If nullability is not explicitly specified, the default nullability setting will depend on the /NULLIF option. If the /NULLIF option is specified with the EMPTY keyword for the corresponding data type, the field will be treated as NULL if it is empty. If the /NULLIF option is not specified, or if the EMPTY keyword is not specified for the corresponding data type, the field will be considered not nullable.
Examples
/DELIMITEDRECORDLAYOUT layout1 { filler 1, emp_id en, filler 3, emp_name }
/DELIMITEDRECORDLAYOUT store { location char, filler 3, store_code char, manager_code char, emp_count en, filler 4, p_ind char }
/DELIMITEDRECORDLAYOUT employee { employee_id en, employee_name character encoding UTF-16 }
/DELIMITEDRECORDLAYOUT customer { cust_code en, regular_payment en, month_amount en repeat 12, month_paid repeat 12, date_received repeat 12, reminder_sent repeat 12 }
/DELIMITEDRECORDLAYOUT book { book-id en, author {first_name, middle_initial, last_name}, title, publisher, date_published datetime (mm/dd/year) }
/delimitedrecordlayout customer
{cust_code en, regular_payment en,
monthly_account
{month_amount en,
date_received datetime (mm0/dd0/year),
month_paid char,
reminder
{reminder_sent char,
date_sent datetime (mm0/dd0/year)
}repeat 2
}repeat 12
}
The option in this example defines the record layout customer, which describes a record containing one year's payment records for a customer.
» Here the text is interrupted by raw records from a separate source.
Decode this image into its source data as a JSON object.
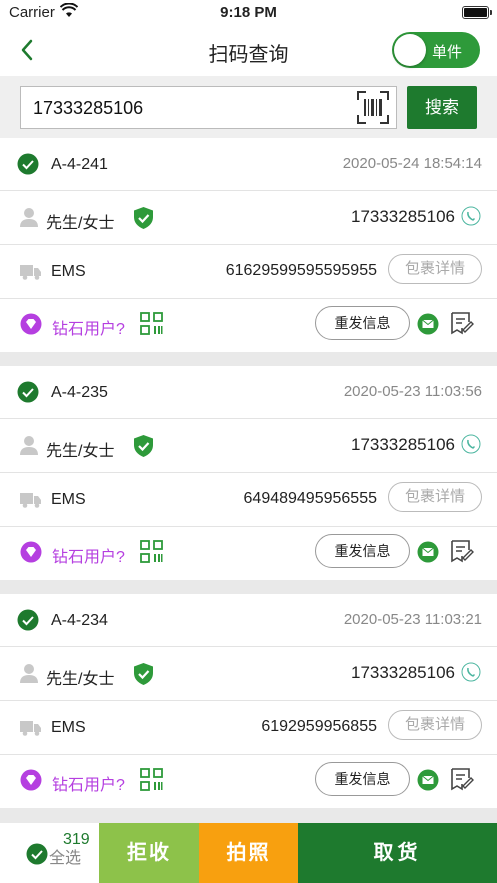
{
  "status_bar": {
    "carrier": "Carrier",
    "time": "9:18 PM"
  },
  "nav": {
    "title": "扫码查询",
    "toggle_label": "单件"
  },
  "search": {
    "value": "17333285106",
    "button_label": "搜索"
  },
  "colors": {
    "brand_green": "#1e7a2e",
    "toggle_green": "#2e9a3a",
    "reject": "#8dc24a",
    "photo": "#f8a00f",
    "vip_purple": "#b53fe0"
  },
  "orders": [
    {
      "code": "A-4-241",
      "datetime": "2020-05-24 18:54:14",
      "name": "先生/女士",
      "phone": "17333285106",
      "carrier": "EMS",
      "tracking": "61629599595595955",
      "detail_label": "包裹详情",
      "vip_label": "钻石用户?",
      "resend_label": "重发信息"
    },
    {
      "code": "A-4-235",
      "datetime": "2020-05-23 11:03:56",
      "name": "先生/女士",
      "phone": "17333285106",
      "carrier": "EMS",
      "tracking": "649489495956555",
      "detail_label": "包裹详情",
      "vip_label": "钻石用户?",
      "resend_label": "重发信息"
    },
    {
      "code": "A-4-234",
      "datetime": "2020-05-23 11:03:21",
      "name": "先生/女士",
      "phone": "17333285106",
      "carrier": "EMS",
      "tracking": "6192959956855",
      "detail_label": "包裹详情",
      "vip_label": "钻石用户?",
      "resend_label": "重发信息"
    }
  ],
  "bottom": {
    "select_all": "全选",
    "count": "319",
    "reject": "拒收",
    "photo": "拍照",
    "pickup": "取货"
  }
}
The first field in the record is a customer's identifier (cust_code, a number). The amount of the customer's regular payment amount (regular_payment, also a number) is held in the second field.
/DELIMITEDRECORDLAYOUT client { client_id en notnullable, client_name nullifempty, address }
/DELIMITEDRECORDLAYOUT purchase_order { purchase_code, purchase_country, purchase_description encoding utf-8 }
/DELIMITEDRECORDLAYOUT cust_code en, regular_payment en, month_amount en repeat 12, month_paid repeat 12, date_received repeat 12, reminder_sent repeat 12 determinedby cust_code
The record layout described by this option consists of 50 fields. The first field, cust_code, is a numeric field. The second field, regular_payment, is also numeric. The remaining fields define arrays in the record layout. The month_amount array defines an array containing twelve delimited fields, as indicated by repeat 12. Each field in the array is numeric. The first field in the array immediately follows regular_payment. The complete array occupies fields 3 through 14. This is followed by the month_paid array, which consists of the character fields 15 - 26. Fields 27 through 38 of the record are occupied by the date_received array. The reminder_sent array is a variable length array that can contain up to 12-character fields. The determinedby field is required when defining a variable length array because it contains the size of the array. The determinedby field, cust_code, is positioned before the variable length array in the input record layout; its value is numeric and must be less than or equal to the maximum number of element occurrences in the array.